What He Thought of Bismarck
He replied that "Napoleon was considered a genius until he fell; then he was
called a fool. Bismarck will follow in his wake. He began by building up a
despotism under the plea of unification. his course has been plain to all.
The last move is but an attempted imitation of a coup d'etat; but it will
fail. The socialists of Germany, as of France, protested against the war of
1870 as merely dynastic. They issued manifestoes foretelling the German
people, if they allowed the pretended war of defense to be turned into a war
of conquest, they would be punished by the establishment of military
despotism and the ruthless oppression of the productive masses. The
Social-Democratic party in Germany, thereupon holding meetings and
publishing manifestoes for an honorable peace with France, were at once
prosecuted by the Prussian Government, and many of the leaders imprisoned.

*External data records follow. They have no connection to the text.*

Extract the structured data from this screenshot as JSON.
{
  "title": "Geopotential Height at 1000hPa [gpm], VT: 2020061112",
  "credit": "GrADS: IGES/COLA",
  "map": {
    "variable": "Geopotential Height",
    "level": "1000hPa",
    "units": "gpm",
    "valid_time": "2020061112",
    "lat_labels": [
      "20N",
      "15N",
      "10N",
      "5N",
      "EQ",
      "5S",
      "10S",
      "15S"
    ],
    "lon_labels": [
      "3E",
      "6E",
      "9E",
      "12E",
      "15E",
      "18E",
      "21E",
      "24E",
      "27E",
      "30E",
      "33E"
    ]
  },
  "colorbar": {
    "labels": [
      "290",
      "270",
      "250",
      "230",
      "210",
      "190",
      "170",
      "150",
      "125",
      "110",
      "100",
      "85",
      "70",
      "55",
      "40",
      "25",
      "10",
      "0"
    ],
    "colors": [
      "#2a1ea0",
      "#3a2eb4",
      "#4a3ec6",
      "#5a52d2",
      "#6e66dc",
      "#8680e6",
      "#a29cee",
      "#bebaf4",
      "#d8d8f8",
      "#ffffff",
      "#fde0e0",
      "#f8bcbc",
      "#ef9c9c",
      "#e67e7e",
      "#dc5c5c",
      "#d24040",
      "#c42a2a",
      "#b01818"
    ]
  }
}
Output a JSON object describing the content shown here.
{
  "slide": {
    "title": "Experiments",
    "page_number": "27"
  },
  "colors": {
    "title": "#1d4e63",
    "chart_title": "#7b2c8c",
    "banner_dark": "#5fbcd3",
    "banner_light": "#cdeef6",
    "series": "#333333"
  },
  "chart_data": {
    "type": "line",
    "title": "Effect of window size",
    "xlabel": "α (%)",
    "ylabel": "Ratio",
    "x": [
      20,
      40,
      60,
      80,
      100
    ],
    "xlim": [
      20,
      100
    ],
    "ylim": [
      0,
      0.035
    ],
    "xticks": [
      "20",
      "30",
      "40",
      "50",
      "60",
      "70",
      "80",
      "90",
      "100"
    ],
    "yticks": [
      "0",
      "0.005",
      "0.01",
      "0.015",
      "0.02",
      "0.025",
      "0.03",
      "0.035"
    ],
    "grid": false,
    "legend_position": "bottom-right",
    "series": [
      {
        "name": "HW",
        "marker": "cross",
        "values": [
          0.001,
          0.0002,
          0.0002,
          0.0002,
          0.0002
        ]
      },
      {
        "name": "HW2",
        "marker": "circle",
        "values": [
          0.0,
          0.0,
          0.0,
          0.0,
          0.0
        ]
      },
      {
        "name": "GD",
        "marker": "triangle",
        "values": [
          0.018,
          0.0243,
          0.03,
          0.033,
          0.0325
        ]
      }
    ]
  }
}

Still their deputies alone dared to protest, and very vigorously too, in the
German Reichstag, against the forcible annexation of French provinces.
However, Bismarck carried his policy by force, and people spoke of the
genius of a Bismarck. The war was fought, and when he could make no
conquests, he was called upon for original ideas, and he has signally
failed. The people began to lose faith in him. His popularity was on the
wane. He needs money, and the state needs it. Under a sham constitution he
has taxed the people for his military and unification plans until he can tax
them no longer, and now he seeks to do it with no constitution at all. For
the purpose of levying as he chooses, he has raised the ghost of socialism,
and has done everything in his power


To Create an Emeute"
"You have continual advice from Berlin?"

"Yes," he said; "my friends keep me well advised. It is in a perfectly quiet
state, and Bismarck is disappointed. He has expelled forty-eight prominent
men -- among them Deputies Hasselman and Fritsche and Rackow, Bauman, and
Adler, of the Freie Presse. These men kept the workmen of Berlin quiet.
Bismarck knew this. He also knew that there were 75,000 workmen in that city
upon the verge of starvation. Once those leaders were gone, he was confident
that the mob would rise, and that would be the cue for a carnival of
slaughter. The screws would then be put upon the whole German Empire; his
petty theory of blood and iron would then have full sway, and taxation could
be levied to any extent. So far no emeute has occurred, and he stands today
confounded at the situation and the ridicule of all statesmen."